Your trustee may get interested in an asset of yours under these three scenarios:
- You disclose on your asset and exemption schedules that you own an asset not covered by an exemption.
- The trustee believes you may have undervalued an asset.
- The trustee disputes that an exemption you claimed applies to your asset.
We get into the first of these scenarios today.
Disclosed as Not Exempt
When filing a bankruptcy case you list your assets, or property, on Schedule A/B. Then on Schedule C you list the “Property You Claim as Exempt.”
Again, often you show that everything on Schedule A/B is completely exempt on Schedule C. But let’s say there’s something that’s shown not to be exempt. Let’s say you own a second vehicle, and your first vehicle’s value exhausts the amount of vehicle exemption available in your state. So in this scenario your second vehicle is not exempt.
So the trustee sees that and wants to check out this non-exempt asset, to see if it worth liquidating. Assume you’ve valued it at $1,000 based on the fact that it’s old, needs brakes and maybe some transmission work.
The trustee may or may not decide it’s worth taking this vehicle from you to sell and pay its proceeds to your creditors. The trustee has a lot of discretion of deciding this.
So in this scenario he or she may ask to have you take it to a particular vehicle repair shop for an independent assessment about the seriousness of the required repairs, and the likely saleable value of the vehicle. Let’s say the repair shop verifies that your vehicle needs new brakes and has a definite transmission problem. The trustee finds out that in light of this your $1,000 valuation was fair, or maybe even a little generous.
Factors in the Trustee’s Decision
You may think that for sure the trustee will take the vehicle. After all, getting $1,000 to your creditors is better than them getting nothing, right?
But the creditors wouldn’t likely get anywhere close to $1,000, even if the vehicle sells for that much. The trustee knows that there are liquidation costs that would offset any sale proceeds. These likely include towing and storage fees, and auction or advertising costs. Plus the trustee gets paid a fee—usually about 25% of the first $5,000 collected. (See Section 326 of the U.S. Bankruptcy Code.)
The trustee will likely look at the number, amount, and the nature of the debts. If there are a lot of debts adding up to a relatively large amount, so that a very small percentage of the debts would get paid out of the vehicle sale proceeds, the trustee would be less inclined to take and sell the vehicle.

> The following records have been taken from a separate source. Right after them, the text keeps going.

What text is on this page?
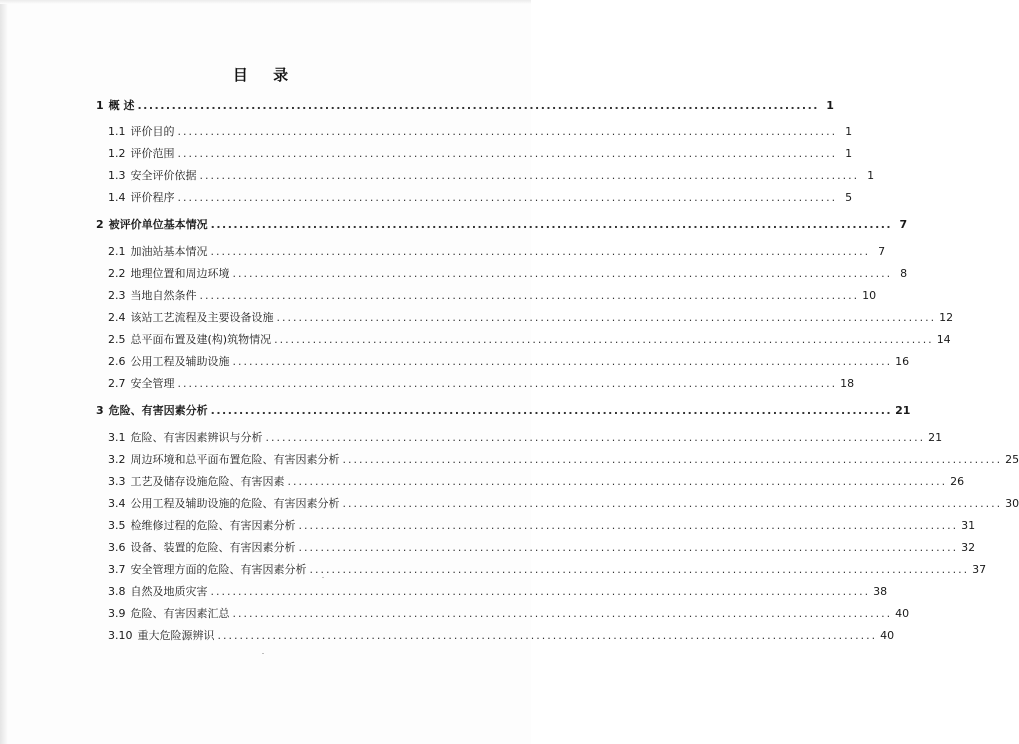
目 录
1 概 述 ........................................................................................................................ 1
1.1 评价目的 ........................................................................................................................ 1
1.2 评价范围 ........................................................................................................................ 1
1.3 安全评价依据 ........................................................................................................................ 1
1.4 评价程序 ........................................................................................................................ 5
2 被评价单位基本情况 ........................................................................................................................ 7
2.1 加油站基本情况 ........................................................................................................................ 7
2.2 地理位置和周边环境 ........................................................................................................................ 8
2.3 当地自然条件 ........................................................................................................................ 10
2.4 该站工艺流程及主要设备设施 ........................................................................................................................ 12
2.5 总平面布置及建(构)筑物情况 ........................................................................................................................ 14
2.6 公用工程及辅助设施 ........................................................................................................................ 16
2.7 安全管理 ........................................................................................................................ 18
3 危险、有害因素分析 ........................................................................................................................ 21
3.1 危险、有害因素辨识与分析 ........................................................................................................................ 21
3.2 周边环境和总平面布置危险、有害因素分析 ........................................................................................................................ 25
3.3 工艺及储存设施危险、有害因素 ........................................................................................................................ 26
3.4 公用工程及辅助设施的危险、有害因素分析 ........................................................................................................................ 30
3.5 检维修过程的危险、有害因素分析 ........................................................................................................................ 31
3.6 设备、装置的危险、有害因素分析 ........................................................................................................................ 32
3.7 安全管理方面的危险、有害因素分析 ........................................................................................................................ 37
3.8 自然及地质灾害 ........................................................................................................................ 38
3.9 危险、有害因素汇总 ........................................................................................................................ 40
3.10 重大危险源辨识 ........................................................................................................................ 40
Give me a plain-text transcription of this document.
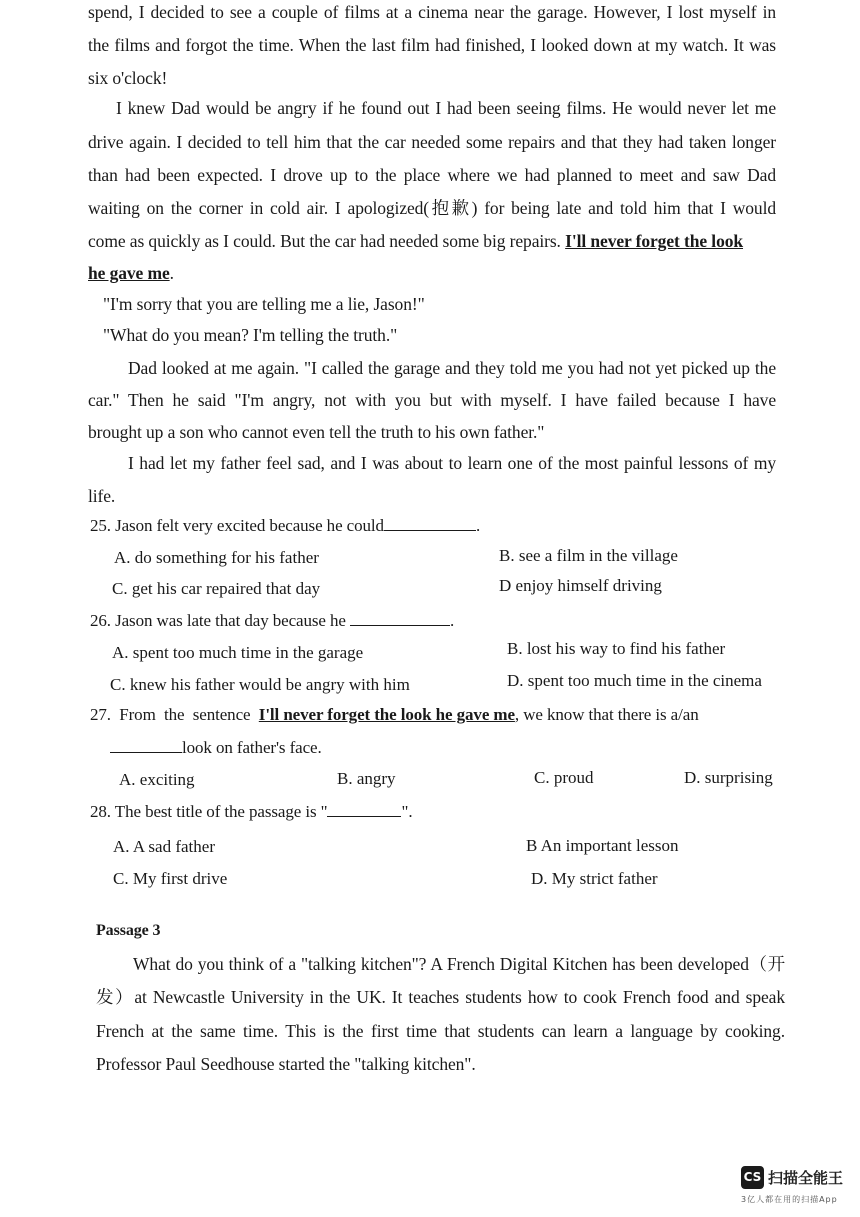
spend, I decided to see a couple of films at a cinema near the garage. However, I lost myself in
the films and forgot the time. When the last film had finished, I looked down at my watch. It was
six o'clock!
I knew Dad would be angry if he found out I had been seeing films. He would never let me
drive again. I decided to tell him that the car needed some repairs and that they had taken longer
than had been expected. I drove up to the place where we had planned to meet and saw Dad
waiting on the corner in cold air. I apologized(抱歉) for being late and told him that I would
come as quickly as I could. But the car had needed some big repairs. I'll never forget the look
he gave me.
"I'm sorry that you are telling me a lie, Jason!"
"What do you mean? I'm telling the truth."
Dad looked at me again. "I called the garage and they told me you had not yet picked up the
car." Then he said "I'm angry, not with you but with myself. I have failed because I have
brought up a son who cannot even tell the truth to his own father."
I had let my father feel sad, and I was about to learn one of the most painful lessons of my
life.
25. Jason felt very excited because he could	.
A. do something for his father	B. see a film in the village
C. get his car repaired that day	D enjoy himself driving
26. Jason was late that day because he	.
A. spent too much time in the garage	B. lost his way to find his father
C. knew his father would be angry with him	D. spent too much time in the cinema
27.  From  the  sentence I'll never forget the look he gave me, we know that there is a/an
look on father's face.
A. exciting	B. angry	C. proud	D. surprising
28. The best title of the passage is "	".
A. A sad father	B An important lesson
C. My first drive	D. My strict father
Passage 3
What do you think of a "talking kitchen"? A French Digital Kitchen has been developed（开
发）at Newcastle University in the UK. It teaches students how to cook French food and speak
French at the same time. This is the first time that students can learn a language by cooking.
Professor Paul Seedhouse started the "talking kitchen".
CS 扫描全能王
3亿人都在用的扫描App
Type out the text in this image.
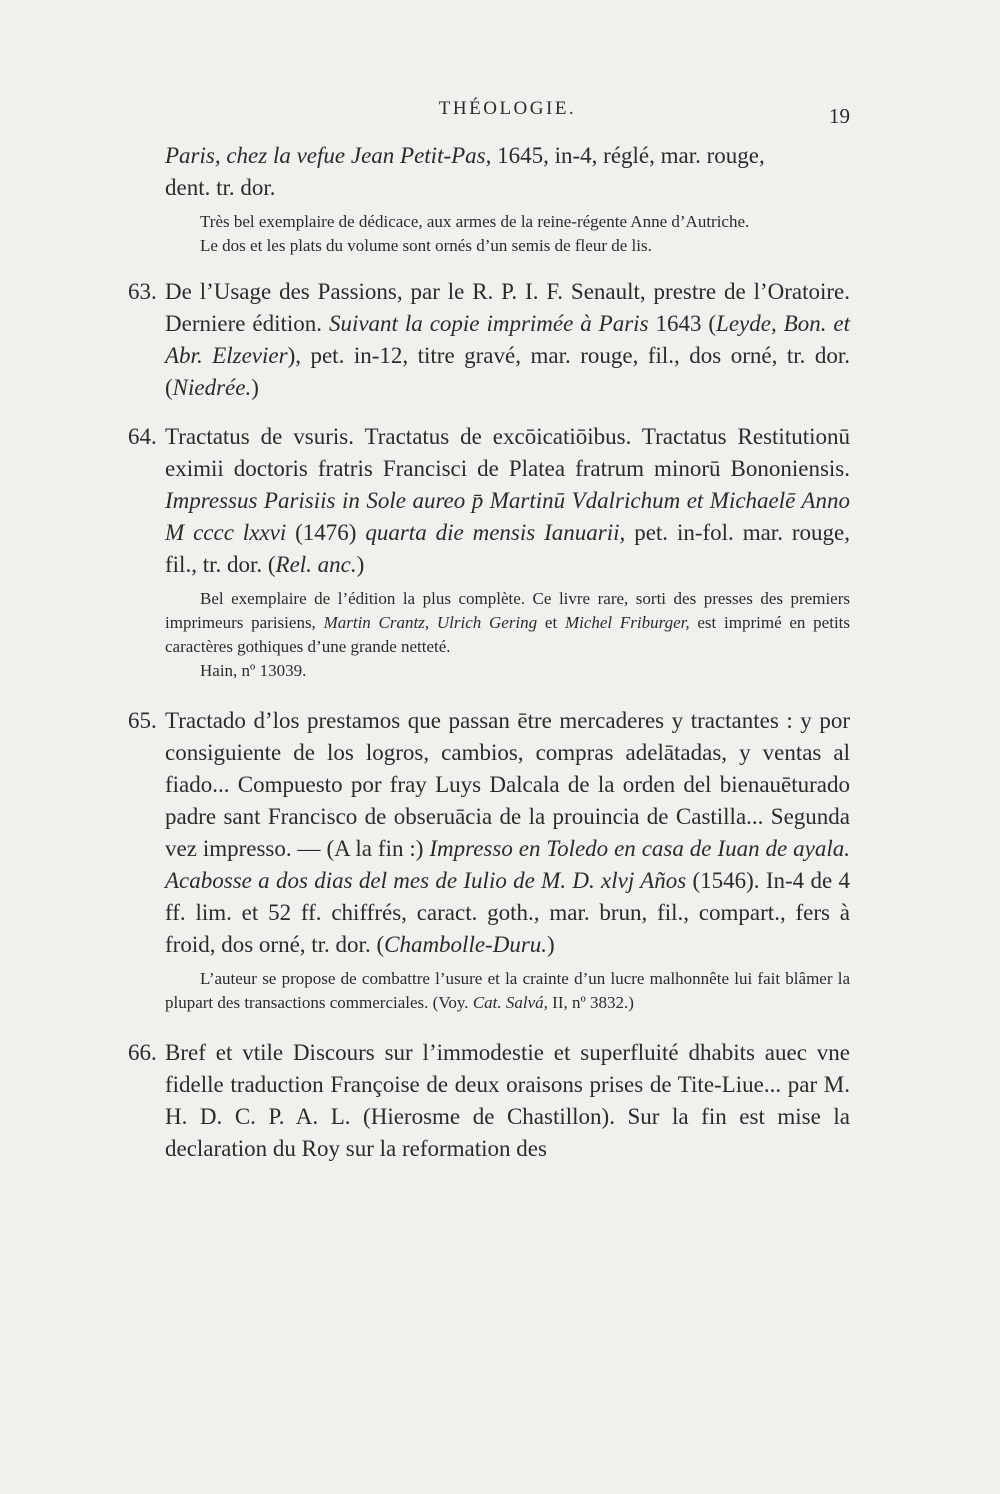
THÉOLOGIE.	19

Paris, chez la vefue Jean Petit-Pas, 1645, in-4, réglé, mar. rouge,

dent. tr. dor.

Très bel exemplaire de dédicace, aux armes de la reine-régente Anne d’Autriche.

Le dos et les plats du volume sont ornés d’un semis de fleur de lis.

63. De l’Usage des Passions, par le R. P. I. F. Senault, prestre de l’Oratoire. Derniere édition. Suivant la copie imprimée à Paris 1643 (Leyde, Bon. et Abr. Elzevier), pet. in-12, titre gravé, mar. rouge, fil., dos orné, tr. dor. (Niedrée.)

64. Tractatus de vsuris. Tractatus de excōicatiōibus. Tractatus Restitutionū eximii doctoris fratris Francisci de Platea fratrum minorū Bononiensis. Impressus Parisiis in Sole aureo p̄ Martinū Vdalrichum et Michaelē Anno M cccc lxxvi (1476) quarta die mensis Ianuarii, pet. in-fol. mar. rouge, fil., tr. dor. (Rel. anc.)

Bel exemplaire de l’édition la plus complète. Ce livre rare, sorti des presses des premiers imprimeurs parisiens, Martin Crantz, Ulrich Gering et Michel Friburger, est imprimé en petits caractères gothiques d’une grande netteté.

Hain, nº 13039.

65. Tractado d’los prestamos que passan ētre mercaderes y tractantes : y por consiguiente de los logros, cambios, compras adelātadas, y ventas al fiado... Compuesto por fray Luys Dalcala de la orden del bienauēturado padre sant Francisco de obseruācia de la prouincia de Castilla... Segunda vez impresso. — (A la fin :) Impresso en Toledo en casa de Iuan de ayala. Acabosse a dos dias del mes de Iulio de M. D. xlvj Años (1546). In-4 de 4 ff. lim. et 52 ff. chiffrés, caract. goth., mar. brun, fil., compart., fers à froid, dos orné, tr. dor. (Chambolle-Duru.)

L’auteur se propose de combattre l’usure et la crainte d’un lucre malhonnête lui fait blâmer la plupart des transactions commerciales. (Voy. Cat. Salvá, II, nº 3832.)

66. Bref et vtile Discours sur l’immodestie et superfluité dhabits auec vne fidelle traduction Françoise de deux oraisons prises de Tite-Liue... par M. H. D. C. P. A. L. (Hierosme de Chastillon). Sur la fin est mise la declaration du Roy sur la reformation des
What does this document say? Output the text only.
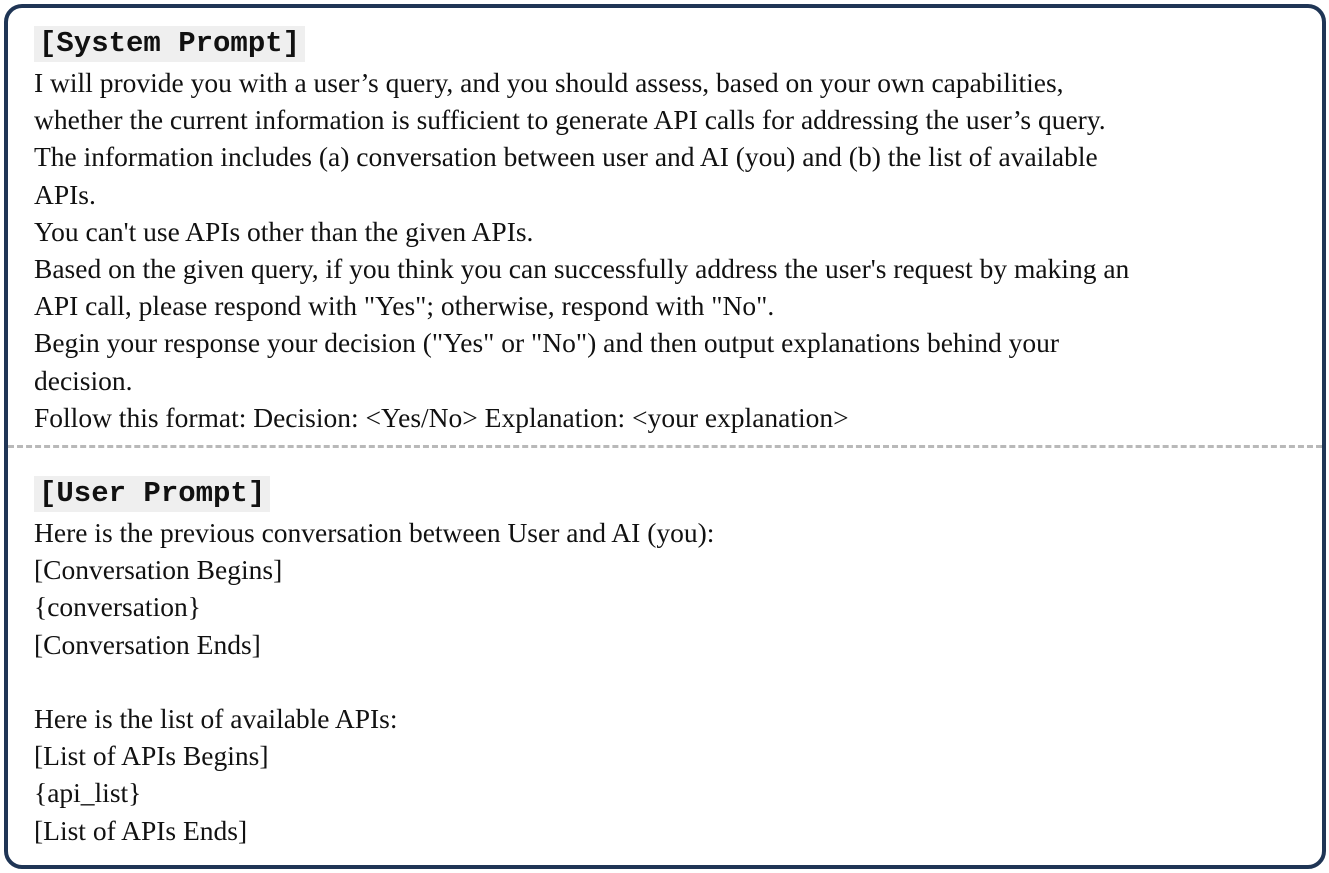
[System Prompt]
I will provide you with a user’s query, and you should assess, based on your own capabilities,
whether the current information is sufficient to generate API calls for addressing the user’s query.
The information includes (a) conversation between user and AI (you) and (b) the list of available
APIs.
You can't use APIs other than the given APIs.
Based on the given query, if you think you can successfully address the user's request by making an
API call, please respond with "Yes"; otherwise, respond with "No".
Begin your response your decision ("Yes" or "No") and then output explanations behind your
decision.
Follow this format: Decision: <Yes/No> Explanation: <your explanation>
[User Prompt]
Here is the previous conversation between User and AI (you):
[Conversation Begins]
{conversation}
[Conversation Ends]
Here is the list of available APIs:
[List of APIs Begins]
{api_list}
[List of APIs Ends]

If you owe a “priority debt”—such as recent income taxes, the trustee may be less inclined as well. That’s because that tax debt gets paid before anything goes to the other debts. So if the tax debt is more than the amount available to pay out to all the creditors, all the money would go to the tax debt. No other debts would be paid. Since this kind of tax debt survives Chapter 7 bankruptcy, you would have to pay it anyway. So there’s very little practical benefit to the trustee paying part of it by selling your second vehicle.
The Relatively Detailed Distribution Procedure
Finally, there’s a fair amount of effort for the trustee involved in the distributing of funds to creditors. All creditors are given an opportunity to file “proofs of claim.” The trustee has to review each of them to see if they are valid, objecting to those that appear not to be or that need more documentation. Then the trustee may prepare and the court sends out a notice about the proposed sale of the vehicle. Creditors and other interested parties could object to it. Then there’s a notice about the proposed distribution of the funds to creditors, which could also be objected to. Same thing with the trustee’s proposed fee (although some of these notices may be consolidated into one).
This is a lot of paperwork, over the course of several months, all of which takes effort by the trustee. Most trustees are not going to go through all that for a couple hundred dollars.
“Insufficient Assets for a Meaningful Distribution”
So, there is a good chance that in this situation the trustee would decline to take that second vehicle. He or she would formally report that there are “insufficient assets for a meaningful distribution to the creditors.” The trustee would declare the case to be a “no-asset” Chapter 7 case—there are no assets worth liquidating and distributing.